14. Alex

FOURTEEN

Alex

W alking into school the following Monday was my version of a living hell. Word travels fast in a town as boring as this one.

All of the friends I thought I’d had suddenly vanished, either turning their backs on me or joining in with throwing slurs my way. I have a thick skin and I’ve never really given a shit what people think of me. But I can’t deny that going from comfortably popular to suddenly being an outcast doesn’t feel great.

I pass by the lunch table I would usually sit at, the one where Brooke and her friends eat. I don’t miss the chorus of “eww’s” and giggles as I walk by. Dating her was the biggest mistake of my life, and I feel stupid for not noticing the red flags a long time ago. Not only did she fuck my life up, dating her destroyed my friendship with Opal. Well, I kind of did that myself, but she didn’t help.

We haven’t talked in over a month, at some point our constant texting dwindled into radio silence. Glancing around the cafeteria, my eyes somehow instinctively meet hers. I’m too ashamed to walk over there. What would I do? Pretend like these past several months never happened, and that I wasn’t a total jackass?

Her gaze doesn’t pull away from mine, and her lips lift into a slight smile. She blinks at me twice. I try to decipher what it means, although it’s probably meaningless. She probably pities me, I’m sure she’s already heard the rumors that are flying.

Not only is it out that I’m bi, people are making up complete bullshit stories to embellish the drama. Saying that I cheated on Brooke with a guy, that I have STD’s, and other stories I’d rather not revisit right now. None of it is true. I’m not a cheater, even though Brooke clearly wasn’t worth being faithful to anyway.

Opal nods at the seat beside her, her eyes still glued to mine. I slowly walk over, my hands in my pockets. I definitely don’t feel like eating today so I didn’t bother grabbing a tray.

Her table is nearly full, on the other side of her is her best friend, Maisie. Across from them there are two guys, I think they’re the same dudes that they were hanging out with at the lake the other day.

“Hey,” I say only to her.

“You wanna sit with us?”

“Sure, thanks.” I settle into the seat next to her, taking a deep breath. The two guys across from us give each other a wary look, but then one of them asks me what’s up in a friendly enough tone. Maybe they aren’t the douchebags I assumed they were.

The four of them carry on with their conversation for a while, and I sit there silently, wondering what’s next for me. I’m sixteen already, I could just drop out if I really wanted to. Maybe I should, it’s not like college is in my future anyway. I don’t have the grades, nor the discipline for it. And honestly, I’ve never had the desire.

“Are you okay?” Opal whispers only to me, I lift my eyes to meet her pale blue stare that’s filled with concern.

“Yeah, I’m fine,” I nod.

Her brows crinkle, and I can tell she’s worried about me. I don’t deserve it. She softly places her hand on top of mine beneath the table and squeezes it lightly. Her touch feels like fire on my skin, I missed it so damn much and I didn’t even realize it until now.

I wonder if touching me has any effect on her, if it does I can’t tell.

After the bell rings and the rest of the table scatters away towards their classes, she keeps sitting there with me in silence for a moment.

“I heard what happened.”

“I’m sure,” I say gruffly.

“Is it true?”

“What part?”

She lowers her voice a touch. “Are you gay?” Her brow arches, but I can tell there’s no judgment behind her tone.

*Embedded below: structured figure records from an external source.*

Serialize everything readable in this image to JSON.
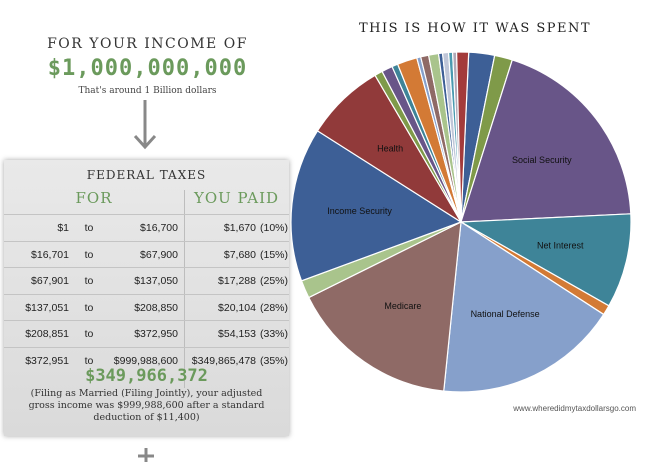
{
  "income": {
    "title": "FOR YOUR INCOME OF",
    "amount": "$1,000,000,000",
    "note": "That's around 1 Billion dollars"
  },
  "tax_table": {
    "title": "FEDERAL TAXES",
    "col_for": "FOR",
    "col_paid": "YOU PAID",
    "to_word": "to",
    "rows": [
      {
        "from": "$1",
        "to": "$16,700",
        "paid": "$1,670",
        "pct": "(10%)"
      },
      {
        "from": "$16,701",
        "to": "$67,900",
        "paid": "$7,680",
        "pct": "(15%)"
      },
      {
        "from": "$67,901",
        "to": "$137,050",
        "paid": "$17,288",
        "pct": "(25%)"
      },
      {
        "from": "$137,051",
        "to": "$208,850",
        "paid": "$20,104",
        "pct": "(28%)"
      },
      {
        "from": "$208,851",
        "to": "$372,950",
        "paid": "$54,153",
        "pct": "(33%)"
      },
      {
        "from": "$372,951",
        "to": "$999,988,600",
        "paid": "$349,865,478",
        "pct": "(35%)"
      }
    ],
    "total": "$349,966,372",
    "total_note": "(Filing as Married (Filing Jointly), your adjusted gross income was $999,988,600 after a standard deduction of $11,400)"
  },
  "credit": "www.wheredidmytaxdollarsgo.com",
  "chart_data": {
    "type": "pie",
    "title": "THIS IS HOW IT WAS SPENT",
    "slices": [
      {
        "label": "",
        "value": 2.6,
        "color": "#3d5f96"
      },
      {
        "label": "",
        "value": 1.8,
        "color": "#7f9a49"
      },
      {
        "label": "Social Security",
        "value": 20.5,
        "color": "#685588"
      },
      {
        "label": "Net Interest",
        "value": 9.5,
        "color": "#3e8498"
      },
      {
        "label": "",
        "value": 1.0,
        "color": "#d37a35"
      },
      {
        "label": "National Defense",
        "value": 18.5,
        "color": "#86a0cb"
      },
      {
        "label": "Medicare",
        "value": 17.0,
        "color": "#8f6a66"
      },
      {
        "label": "",
        "value": 1.8,
        "color": "#a9c48c"
      },
      {
        "label": "Income Security",
        "value": 15.5,
        "color": "#3d5f96"
      },
      {
        "label": "Health",
        "value": 8.0,
        "color": "#913a3a"
      },
      {
        "label": "",
        "value": 0.8,
        "color": "#7f9a49"
      },
      {
        "label": "",
        "value": 1.1,
        "color": "#685588"
      },
      {
        "label": "",
        "value": 0.6,
        "color": "#3e8498"
      },
      {
        "label": "",
        "value": 2.0,
        "color": "#d37a35"
      },
      {
        "label": "",
        "value": 0.4,
        "color": "#86a0cb"
      },
      {
        "label": "",
        "value": 0.8,
        "color": "#8f6a66"
      },
      {
        "label": "",
        "value": 1.0,
        "color": "#a9c48c"
      },
      {
        "label": "",
        "value": 0.4,
        "color": "#3d5f96"
      },
      {
        "label": "",
        "value": 0.6,
        "color": "#bfc6d8"
      },
      {
        "label": "",
        "value": 0.4,
        "color": "#4a9ab0"
      },
      {
        "label": "",
        "value": 0.4,
        "color": "#b0a9b8"
      },
      {
        "label": "",
        "value": 1.2,
        "color": "#a33b3b"
      }
    ],
    "legend": "none"
  },
  "colors": {
    "accent_green": "#6b9a5c"
  }
}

I sigh. “No, I’m not fucking gay.”

She rears back a bit, like she’s worried that she’s said something wrong.

“I’m attracted to both men and women. I guess the people here are too small-minded to understand the concept.” I try to keep the contempt I’m feeling from my tone, but I can’t help that some of it slips through.

She squints, looking away. “I hope you know I’d never judge you, no matter what.”

I nod, dragging my hand down my face. “Yeah.” I do know that, and I wish I would’ve told her first. She knows all of my other secrets, I’d trust her with anything.

We both get up from our seats and walk together towards the hallway. “Come over later. If you want,” she says.

“You aren’t mad at me?”

She looks confused, her eyes bouncing between the two of mine. “Why would I be?”

“I don’t know,” I shrug. “Maybe for ignoring you.”

She shakes her head. “I get it, you had a girlfriend. I understood that you wanted space.”

“I was being stupid. You’re my best friend, you always have been.”

She gives me another tight smile, her rosy lips just barely curving up at the ends. “I gotta go, I’ll see you later?”

I nod and watch as she continues down the hall towards her class.